The company is highlighting its next-generation Audi A3.Its distinctive feature is an innovative infotainment platform, the first one in Audi’s modular system. “Digitalization is not only accelerating change in society but also transforming mobility,” says Rupert Stadler, Chairman of the Board of Management of Audi AG. Axel Strotbek, Member of the Board of Management for Finance and Organization, remarks: “IT applications and automobiles are converging increasingly quickly; cars are becoming active players in networks.”
In contrast to many other manufacturers, Audi positions itself not just a customer of IT companies. On the contrary, the company has developed its own spectrum of expertise. In partnerships such as e.solutions GmbH, a joint venture with software vendor Elektrobit, the company acquires and intensifies IT competencies. With regard to semiconductor technology, Audi is similarly pursuing an integrated strategy.
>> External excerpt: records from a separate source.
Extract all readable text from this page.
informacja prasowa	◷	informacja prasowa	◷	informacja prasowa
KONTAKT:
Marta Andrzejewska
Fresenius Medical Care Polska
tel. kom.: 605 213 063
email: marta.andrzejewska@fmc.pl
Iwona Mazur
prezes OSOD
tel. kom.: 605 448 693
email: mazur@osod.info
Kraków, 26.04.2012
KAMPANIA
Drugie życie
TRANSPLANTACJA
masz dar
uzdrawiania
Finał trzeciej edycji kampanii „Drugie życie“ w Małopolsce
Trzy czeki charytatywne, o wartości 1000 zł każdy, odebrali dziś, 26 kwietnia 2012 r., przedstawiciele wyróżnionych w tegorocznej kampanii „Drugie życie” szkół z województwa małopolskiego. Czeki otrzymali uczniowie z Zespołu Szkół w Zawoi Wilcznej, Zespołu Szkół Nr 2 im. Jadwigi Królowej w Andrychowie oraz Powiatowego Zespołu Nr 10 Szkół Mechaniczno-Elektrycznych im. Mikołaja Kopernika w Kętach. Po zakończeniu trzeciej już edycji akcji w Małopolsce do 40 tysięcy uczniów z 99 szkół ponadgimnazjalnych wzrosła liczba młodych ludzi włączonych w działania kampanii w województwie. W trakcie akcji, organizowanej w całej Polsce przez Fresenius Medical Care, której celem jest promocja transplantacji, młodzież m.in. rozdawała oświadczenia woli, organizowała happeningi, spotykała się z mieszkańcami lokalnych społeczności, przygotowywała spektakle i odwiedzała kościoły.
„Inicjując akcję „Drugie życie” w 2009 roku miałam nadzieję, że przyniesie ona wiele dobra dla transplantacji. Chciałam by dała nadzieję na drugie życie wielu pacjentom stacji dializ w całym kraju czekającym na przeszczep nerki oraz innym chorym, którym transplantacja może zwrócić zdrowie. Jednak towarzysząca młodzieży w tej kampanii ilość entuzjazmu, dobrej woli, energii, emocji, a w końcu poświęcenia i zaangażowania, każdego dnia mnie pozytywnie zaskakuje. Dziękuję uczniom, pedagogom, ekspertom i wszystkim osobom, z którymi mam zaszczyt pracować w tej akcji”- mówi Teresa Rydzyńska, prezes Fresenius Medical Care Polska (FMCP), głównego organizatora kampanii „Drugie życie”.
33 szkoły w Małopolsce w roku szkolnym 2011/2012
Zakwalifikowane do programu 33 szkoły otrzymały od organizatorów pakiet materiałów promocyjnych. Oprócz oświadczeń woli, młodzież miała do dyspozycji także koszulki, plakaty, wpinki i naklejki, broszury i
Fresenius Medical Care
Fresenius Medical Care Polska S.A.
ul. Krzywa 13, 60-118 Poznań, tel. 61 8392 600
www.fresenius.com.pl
Audi connect aims at satisfying the demand to use IT services when driving by linking the vehicle with the Internet, the infrastructure and with other vehicles. The Audi connect approach puts the Internet into cars but also puts the car online and, in line with today’s IT landscape, into cloud computing. Cars will be a part of Web 3.0, the intelligent Internet, which will interconnect everyday objects to make them smarter.
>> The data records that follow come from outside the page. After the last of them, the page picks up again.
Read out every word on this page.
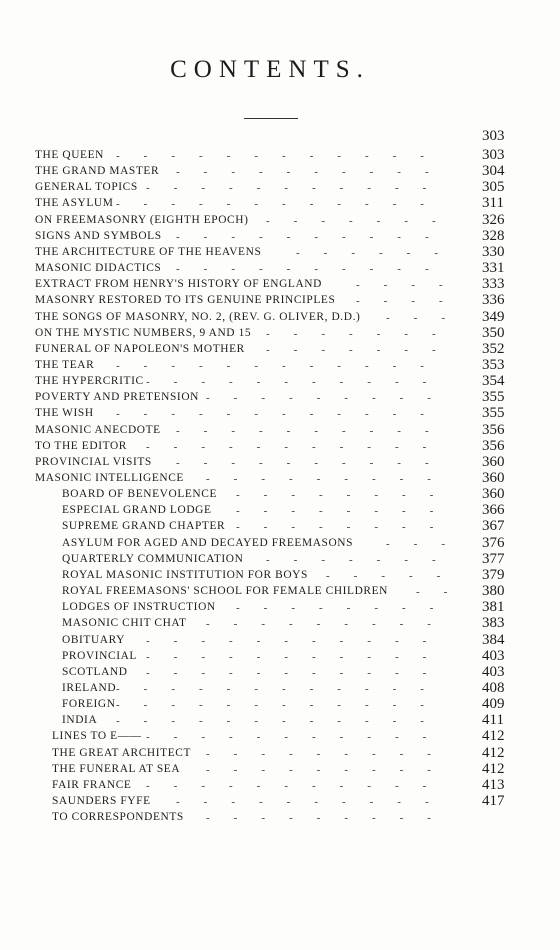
CONTENTS.
303
THE QUEEN ------------ 303
THE GRAND MASTER ---------- 304
GENERAL TOPICS ----------- 305
THE ASYLUM ------------ 311
ON FREEMASONRY (EIGHTH EPOCH) ------- 326
SIGNS AND SYMBOLS ---------- 328
THE ARCHITECTURE OF THE HEAVENS	------ 330
MASONIC DIDACTICS ---------- 331
EXTRACT FROM HENRY'S HISTORY OF ENGLAND	---- 333
MASONRY RESTORED TO ITS GENUINE PRINCIPLES ---- 336
THE SONGS OF MASONRY, NO. 2, (REV. G. OLIVER, D.D.) --- 349
ON THE MYSTIC NUMBERS, 9 AND 15 ------- 350
FUNERAL OF NAPOLEON'S MOTHER ------- 352
THE TEAR ------------ 353
THE HYPERCRITIC ----------- 354
POVERTY AND PRETENSION --------- 355
THE WISH ------------ 355
MASONIC ANECDOTE ---------- 356
TO THE EDITOR ----------- 356
PROVINCIAL VISITS ---------- 360
MASONIC INTELLIGENCE --------- 360
BOARD OF BENEVOLENCE -------- 360
ESPECIAL GRAND LODGE -------- 366
SUPREME GRAND CHAPTER -------- 367
ASYLUM FOR AGED AND DECAYED FREEMASONS	--- 376
QUARTERLY COMMUNICATION ------- 377
ROYAL MASONIC INSTITUTION FOR BOYS ----- 379
ROYAL FREEMASONS' SCHOOL FOR FEMALE CHILDREN	-- 380
LODGES OF INSTRUCTION -------- 381
MASONIC CHIT CHAT --------- 383
OBITUARY ----------- 384
PROVINCIAL ----------- 403
SCOTLAND ----------- 403
IRELAND ------------ 408
FOREIGN ------------ 409
INDIA ------------ 411
LINES TO E—— ----------- 412
THE GREAT ARCHITECT --------- 412
THE FUNERAL AT SEA --------- 412
FAIR FRANCE ----------- 413
SAUNDERS FYFE ---------- 417
TO CORRESPONDENTS ---------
Audi drivers with a Bluetooth smartphone can connect to the Internet via a UMTS module, and soon via LTE. According to Audi’s vision, the latter can also play an important role in future car-to-x communication, a technology which networks cars with each other and the transportation infrastructure to make driving safer.
Audi connect provides drivers with customized services ranging from nline traffic information to music stream, a new app which makes it possible to integrate online radio stations and a connected device’s music collection within the vehicle’s user interface. The company announced to rapidly expand its portfolio of such services, by means of apps in many instances. Apps make it possible to remotely configure a car, for example. This is particularly relevant with regard to future e-tron vehicles with electric drive units.
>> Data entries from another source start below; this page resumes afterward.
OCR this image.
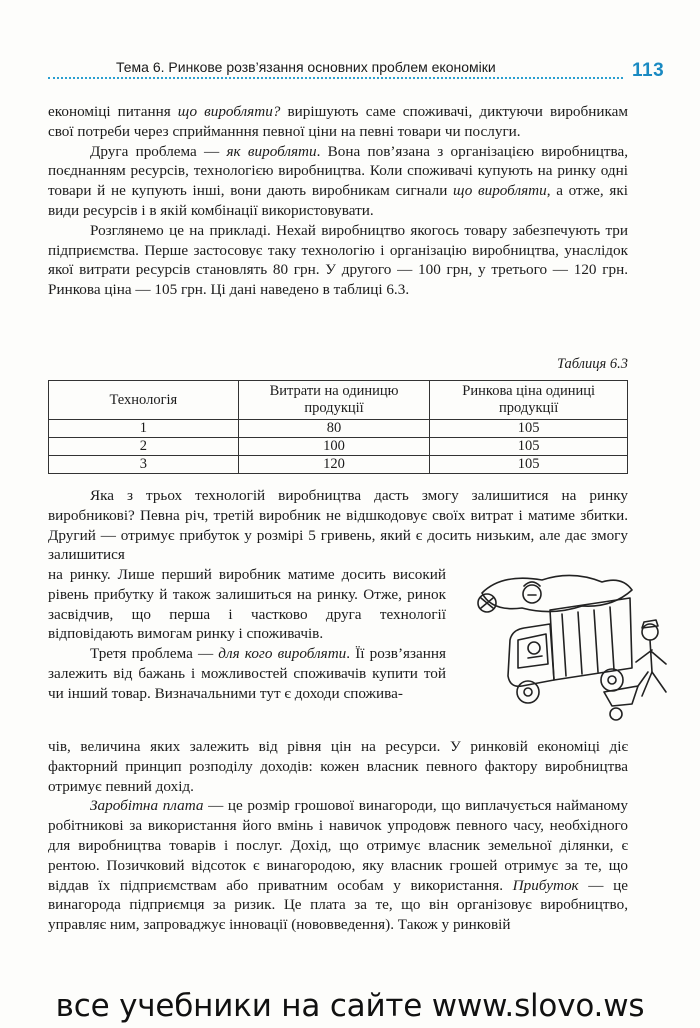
Тема 6. Ринкове розв’язання основних проблем економіки	113

економіці питання що виробляти? вирішують саме споживачі, диктуючи виробникам свої потреби через сприйманння певної ціни на певні товари чи послуги.

Друга проблема — як виробляти. Вона пов’язана з організацією виробництва, поєднанням ресурсів, технологією виробництва. Коли споживачі купують на ринку одні товари й не купують інші, вони дають виробникам сигнали що виробляти, а отже, які види ресурсів і в якій комбінації використовувати.

Розглянемо це на прикладі. Нехай виробництво якогось товару забезпечують три підприємства. Перше застосовує таку технологію і організацію виробництва, унаслідок якої витрати ресурсів становлять 80 грн. У другого — 100 грн, у третього — 120 грн. Ринкова ціна — 105 грн. Ці дані наведено в таблиці 6.3.

Таблиця 6.3
Технологія	Витрати на одиницю продукції	Ринкова ціна одиниці продукції
1	80	105
2	100	105
3	120	105

Яка з трьох технологій виробництва дасть змогу залишитися на ринку виробникові? Певна річ, третій виробник не відшкодовує своїх витрат і матиме збитки. Другий — отримує прибуток у розмірі 5 гривень, який є досить низьким, але дає змогу залишитися

на ринку. Лише перший виробник матиме досить високий рівень прибутку й також залишиться на ринку. Отже, ринок засвідчив, що перша і частково друга технології відповідають вимогам ринку і споживачів.

Третя проблема — для кого виробляти. Її розв’язання залежить від бажань і можливостей споживачів купити той чи інший товар. Визначальними тут є доходи спожива-

чів, величина яких залежить від рівня цін на ресурси. У ринковій економіці діє факторний принцип розподілу доходів: кожен власник певного фактору виробництва отримує певний дохід.

Заробітна плата — це розмір грошової винагороди, що виплачується найманому робітникові за використання його вмінь і навичок упродовж певного часу, необхідного для виробництва товарів і послуг. Дохід, що отримує власник земельної ділянки, є рентою. Позичковий відсоток є винагородою, яку власник грошей отримує за те, що віддав їх підприємствам або приватним особам у використання. Прибуток — це винагорода підприємця за ризик. Це плата за те, що він організовує виробництво, управляє ним, запроваджує інновації (нововведення). Також у ринковій

все учебники на сайте www.slovo.ws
To be connected constantly must in no way distract drivers, however. Towards this end, Audi said it is working on innovative control and display concepts. The new A3 shown at CeBIT is equipped with a range of such control innovations, including a touchpad much like most users know from their laptops, and a universal interface between cars and cell phones, named Audi Phone Box.
At the same time, the new A3 is equipped with a new modular infotainment platform. Its architecture makes it possible to update hardware to ensure it is always cutting-edge. A key component is a graphics processor from Nvidia, powering the vehicle’s center display. The carmaker has signed a strategic partnership contract with the graphics chip vendor which gives him access to the latest chip designs. Future generations of dashboard and center displays thus can be expected to be increasingly graphics intensive.
In order to fathom future ways and technologies of mobility as well as urban developments in general, Audi also created a research initiative, the Audi Urban Future Initiative (AUFI). At CeBIT, the company shows a dedicated AUFI exhibit. It showcases the five international proposals by the architects’ offices which participated in the first Audi Urban Future Award.